Her ne zaman söylense iyi huy, güzel ahlak,
O anda, Resulullah hatırlanır muhakkak.
Zira O, çok iyilik ve ihsanlar ederdi.
Ama kendi, yoklukla yaşamayı severdi.
O, yaşıyor idi ki hatta öyle bir hayat,
Hatırına gelmezdi yemek içmek ve rahat.
Ne vakit gelir ise, o zaman yerdi taam.
Kabul eder ve yerdi, etseler neyi ikram.
Bazan aylarca az yer, az yemeyi severdi.
Bazan orta miktarda ve bazan da çok yerdi.
Yemeklerin sonunda, su içmezdi o Server.
Suyu, oturur iken içiyordu her sefer.
Yine başkalarıyla oturup yemek yerken,
Herkesten daha sonra el çekerdi yemekten.
Hediye kabul edip o Server-i kâinat,
Karşılığında dahi, verirdi ona kat kat.
Yine Peygamberimiz, âdeti mucibince,
Çeşitli elbiseler giyerdi gereğince.
Yabancı devletlerin gelince sefirleri,
Giyerdi çok kıymetli, nefis elbiseleri.
(Muhammed Resulullah) yazardı yüzüğünde.
Onu, mühür olarak kullandı bir ömründe.
İçi, hurma ağacı ipliği dolu olan,
Deri yatak üstüne yatardı çoğu zaman.
Sağ avcunu koyarak, sağ yanağı altına,
Sağ yanı üzerine yatardı yatağına.
Hiç sadaka almaz ve zekat kabul etmezdi.
Çiğ soğan ve sarmısak gibi şeyler yemezdi.
Beşyüz yetmişbir yılı, Nisan’ın yirmisinde,
Hicri Rebi-ül evvel ayı onikisinde,
Pazartesi gecesi ve sabaha karşı hem,
Mekke’de, bu dünyaya gelmişti Fahr-i âlem.
Bu gün, Resulullahın doğduğu güzel gündür.
Müminlerin bayramı ve bir sevinç günüdür.
Göklerde ve Cennette, üstünde hem de Arş'ın,
Hep ismi yazılmıştır Peygamber-i zişânın.
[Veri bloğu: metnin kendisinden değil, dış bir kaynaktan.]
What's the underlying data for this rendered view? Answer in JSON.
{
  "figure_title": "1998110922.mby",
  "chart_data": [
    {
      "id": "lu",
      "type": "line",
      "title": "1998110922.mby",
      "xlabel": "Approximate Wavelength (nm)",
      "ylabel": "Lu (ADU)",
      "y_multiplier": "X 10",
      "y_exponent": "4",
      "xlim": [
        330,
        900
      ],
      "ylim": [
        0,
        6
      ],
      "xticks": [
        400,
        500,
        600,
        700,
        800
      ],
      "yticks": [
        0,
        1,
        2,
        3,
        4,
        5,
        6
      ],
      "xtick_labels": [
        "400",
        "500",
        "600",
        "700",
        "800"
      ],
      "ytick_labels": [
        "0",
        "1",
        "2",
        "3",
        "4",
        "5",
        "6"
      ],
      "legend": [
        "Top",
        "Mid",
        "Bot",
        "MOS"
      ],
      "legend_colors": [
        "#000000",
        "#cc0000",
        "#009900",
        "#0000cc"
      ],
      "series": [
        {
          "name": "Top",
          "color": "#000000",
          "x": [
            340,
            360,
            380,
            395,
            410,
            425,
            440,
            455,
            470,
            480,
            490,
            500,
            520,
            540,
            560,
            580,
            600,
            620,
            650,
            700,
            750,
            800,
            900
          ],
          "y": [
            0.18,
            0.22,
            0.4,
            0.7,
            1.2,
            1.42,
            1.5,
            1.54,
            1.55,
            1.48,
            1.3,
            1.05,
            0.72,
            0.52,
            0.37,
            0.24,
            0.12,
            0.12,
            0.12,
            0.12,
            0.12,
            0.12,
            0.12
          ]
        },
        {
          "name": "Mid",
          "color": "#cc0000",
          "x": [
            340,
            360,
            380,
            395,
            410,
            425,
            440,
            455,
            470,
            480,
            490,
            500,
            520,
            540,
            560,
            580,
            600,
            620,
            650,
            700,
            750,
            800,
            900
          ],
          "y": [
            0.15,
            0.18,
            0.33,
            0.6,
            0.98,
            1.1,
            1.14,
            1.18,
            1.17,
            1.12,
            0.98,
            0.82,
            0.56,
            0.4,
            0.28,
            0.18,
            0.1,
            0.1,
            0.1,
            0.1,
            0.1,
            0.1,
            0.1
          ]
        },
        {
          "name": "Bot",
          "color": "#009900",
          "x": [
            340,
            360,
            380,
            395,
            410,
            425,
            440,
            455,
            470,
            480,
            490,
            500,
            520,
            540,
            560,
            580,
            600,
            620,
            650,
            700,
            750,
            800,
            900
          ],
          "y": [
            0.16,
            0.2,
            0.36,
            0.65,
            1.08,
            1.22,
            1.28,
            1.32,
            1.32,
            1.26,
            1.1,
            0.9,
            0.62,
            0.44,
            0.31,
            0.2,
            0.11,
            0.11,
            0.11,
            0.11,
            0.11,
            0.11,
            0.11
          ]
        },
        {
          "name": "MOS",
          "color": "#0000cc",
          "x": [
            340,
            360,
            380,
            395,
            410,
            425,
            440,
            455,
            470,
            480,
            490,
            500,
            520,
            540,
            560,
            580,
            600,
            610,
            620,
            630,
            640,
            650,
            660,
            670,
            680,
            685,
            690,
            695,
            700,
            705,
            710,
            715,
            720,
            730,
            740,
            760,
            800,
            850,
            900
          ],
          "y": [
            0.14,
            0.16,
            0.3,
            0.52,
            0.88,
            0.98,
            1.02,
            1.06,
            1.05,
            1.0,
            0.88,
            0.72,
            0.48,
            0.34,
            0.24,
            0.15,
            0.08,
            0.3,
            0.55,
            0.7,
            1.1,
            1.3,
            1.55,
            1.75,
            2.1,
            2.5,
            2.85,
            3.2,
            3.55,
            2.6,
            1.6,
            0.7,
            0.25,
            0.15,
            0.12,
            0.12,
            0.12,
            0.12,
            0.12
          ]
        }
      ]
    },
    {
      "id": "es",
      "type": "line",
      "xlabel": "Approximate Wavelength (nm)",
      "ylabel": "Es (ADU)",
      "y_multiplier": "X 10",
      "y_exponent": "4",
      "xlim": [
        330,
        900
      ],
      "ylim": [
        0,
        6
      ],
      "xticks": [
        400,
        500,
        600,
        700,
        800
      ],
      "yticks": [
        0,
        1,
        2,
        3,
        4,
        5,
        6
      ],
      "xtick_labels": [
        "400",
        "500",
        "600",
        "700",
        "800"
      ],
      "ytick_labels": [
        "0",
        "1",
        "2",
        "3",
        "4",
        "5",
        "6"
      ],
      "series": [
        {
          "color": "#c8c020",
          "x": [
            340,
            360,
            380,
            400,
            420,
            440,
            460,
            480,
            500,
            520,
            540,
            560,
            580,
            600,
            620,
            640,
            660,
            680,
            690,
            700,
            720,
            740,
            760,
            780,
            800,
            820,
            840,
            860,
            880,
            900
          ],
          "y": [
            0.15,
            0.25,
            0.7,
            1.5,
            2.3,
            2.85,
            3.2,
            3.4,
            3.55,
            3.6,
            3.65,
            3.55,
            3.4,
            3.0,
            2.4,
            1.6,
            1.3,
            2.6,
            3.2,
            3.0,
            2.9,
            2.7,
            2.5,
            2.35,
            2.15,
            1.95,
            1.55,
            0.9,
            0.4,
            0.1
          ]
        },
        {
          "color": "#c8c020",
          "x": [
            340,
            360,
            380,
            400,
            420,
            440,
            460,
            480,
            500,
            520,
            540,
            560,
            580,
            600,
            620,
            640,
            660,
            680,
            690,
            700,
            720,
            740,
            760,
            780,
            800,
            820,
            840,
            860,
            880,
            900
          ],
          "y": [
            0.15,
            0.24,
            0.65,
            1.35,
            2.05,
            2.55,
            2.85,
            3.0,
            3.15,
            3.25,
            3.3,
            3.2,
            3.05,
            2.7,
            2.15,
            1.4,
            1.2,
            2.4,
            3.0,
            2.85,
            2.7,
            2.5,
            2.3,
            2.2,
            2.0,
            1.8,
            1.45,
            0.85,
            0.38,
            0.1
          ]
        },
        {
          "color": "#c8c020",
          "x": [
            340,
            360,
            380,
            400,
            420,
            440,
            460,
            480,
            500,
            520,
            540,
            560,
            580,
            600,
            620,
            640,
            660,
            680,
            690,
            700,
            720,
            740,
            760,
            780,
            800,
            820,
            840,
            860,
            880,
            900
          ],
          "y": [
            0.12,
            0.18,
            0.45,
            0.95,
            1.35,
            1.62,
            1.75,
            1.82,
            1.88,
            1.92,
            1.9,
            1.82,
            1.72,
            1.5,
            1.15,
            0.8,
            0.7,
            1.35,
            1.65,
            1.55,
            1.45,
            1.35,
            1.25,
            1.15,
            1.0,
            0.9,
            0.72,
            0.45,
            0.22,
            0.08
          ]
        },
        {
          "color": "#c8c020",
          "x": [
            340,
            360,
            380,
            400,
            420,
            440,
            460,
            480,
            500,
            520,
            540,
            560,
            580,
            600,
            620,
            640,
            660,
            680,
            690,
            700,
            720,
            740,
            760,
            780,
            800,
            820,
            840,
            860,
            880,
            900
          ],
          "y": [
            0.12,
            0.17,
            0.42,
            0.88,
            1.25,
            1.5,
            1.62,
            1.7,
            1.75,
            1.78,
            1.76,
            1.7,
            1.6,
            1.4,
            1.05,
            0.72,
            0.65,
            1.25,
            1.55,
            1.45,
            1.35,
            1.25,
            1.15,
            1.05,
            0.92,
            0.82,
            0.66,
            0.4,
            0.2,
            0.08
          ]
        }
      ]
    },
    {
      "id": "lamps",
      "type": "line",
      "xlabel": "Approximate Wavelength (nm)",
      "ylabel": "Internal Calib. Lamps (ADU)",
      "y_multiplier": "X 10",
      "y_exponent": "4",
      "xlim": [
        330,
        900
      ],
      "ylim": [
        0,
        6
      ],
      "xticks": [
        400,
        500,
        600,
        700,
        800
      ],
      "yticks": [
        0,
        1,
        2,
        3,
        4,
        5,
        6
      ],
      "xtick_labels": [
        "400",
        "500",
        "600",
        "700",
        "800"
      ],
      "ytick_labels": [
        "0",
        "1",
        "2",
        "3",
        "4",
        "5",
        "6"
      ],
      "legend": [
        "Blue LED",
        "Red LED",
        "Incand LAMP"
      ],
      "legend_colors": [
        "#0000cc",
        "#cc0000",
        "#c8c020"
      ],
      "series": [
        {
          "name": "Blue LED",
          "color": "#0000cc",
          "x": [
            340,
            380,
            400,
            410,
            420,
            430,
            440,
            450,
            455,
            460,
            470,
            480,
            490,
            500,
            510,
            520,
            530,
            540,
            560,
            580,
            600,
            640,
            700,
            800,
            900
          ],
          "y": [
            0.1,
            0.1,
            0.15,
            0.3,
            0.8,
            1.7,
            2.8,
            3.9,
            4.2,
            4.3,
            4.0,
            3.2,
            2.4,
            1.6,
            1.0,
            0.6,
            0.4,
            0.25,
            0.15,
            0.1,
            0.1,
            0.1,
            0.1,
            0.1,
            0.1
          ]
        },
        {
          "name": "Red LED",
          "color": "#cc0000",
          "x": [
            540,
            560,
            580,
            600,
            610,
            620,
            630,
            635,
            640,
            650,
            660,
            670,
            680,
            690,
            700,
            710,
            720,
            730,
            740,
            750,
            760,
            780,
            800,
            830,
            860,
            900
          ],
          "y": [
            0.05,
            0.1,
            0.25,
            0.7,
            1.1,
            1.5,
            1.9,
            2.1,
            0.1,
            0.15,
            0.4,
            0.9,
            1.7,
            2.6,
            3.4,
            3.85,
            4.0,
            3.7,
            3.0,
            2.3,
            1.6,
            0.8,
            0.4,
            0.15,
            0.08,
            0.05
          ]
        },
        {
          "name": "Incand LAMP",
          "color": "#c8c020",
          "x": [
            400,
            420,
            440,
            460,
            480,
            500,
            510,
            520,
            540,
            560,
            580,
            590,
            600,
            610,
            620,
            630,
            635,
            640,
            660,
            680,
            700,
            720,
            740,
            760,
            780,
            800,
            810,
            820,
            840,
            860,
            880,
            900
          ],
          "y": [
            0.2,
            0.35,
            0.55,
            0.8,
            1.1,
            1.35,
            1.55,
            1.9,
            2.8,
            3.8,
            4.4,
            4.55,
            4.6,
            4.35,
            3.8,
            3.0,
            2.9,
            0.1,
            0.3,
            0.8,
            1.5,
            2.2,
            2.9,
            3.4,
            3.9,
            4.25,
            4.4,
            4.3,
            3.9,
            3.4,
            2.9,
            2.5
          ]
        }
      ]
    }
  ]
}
Görüldü o Serverin bin adet mucizesi.
Bunları, dost ve düşman bilmektedir cümlesi,
Bunların arasında en kıymetlisi lakin,
Güzel huyları idi Allah'ın Habibinin.
Allahü teâlâ da, Habibine mahsusen,
Verdiği iyilik ve ihsanları sayarken,
Şöyle buyurmaktadır mealen bir âyette:
(En güzel ahlak üzre yaratıldın elbette.)
Hatta bir çok kimsenin hidayetine sebep,
Onun güzel ahlakı vesile olmuştur hep.
Düşmanlarına bile yapınca çok çok ihsan,
Çoğu, imana gelip, olmuşlardı Müslüman.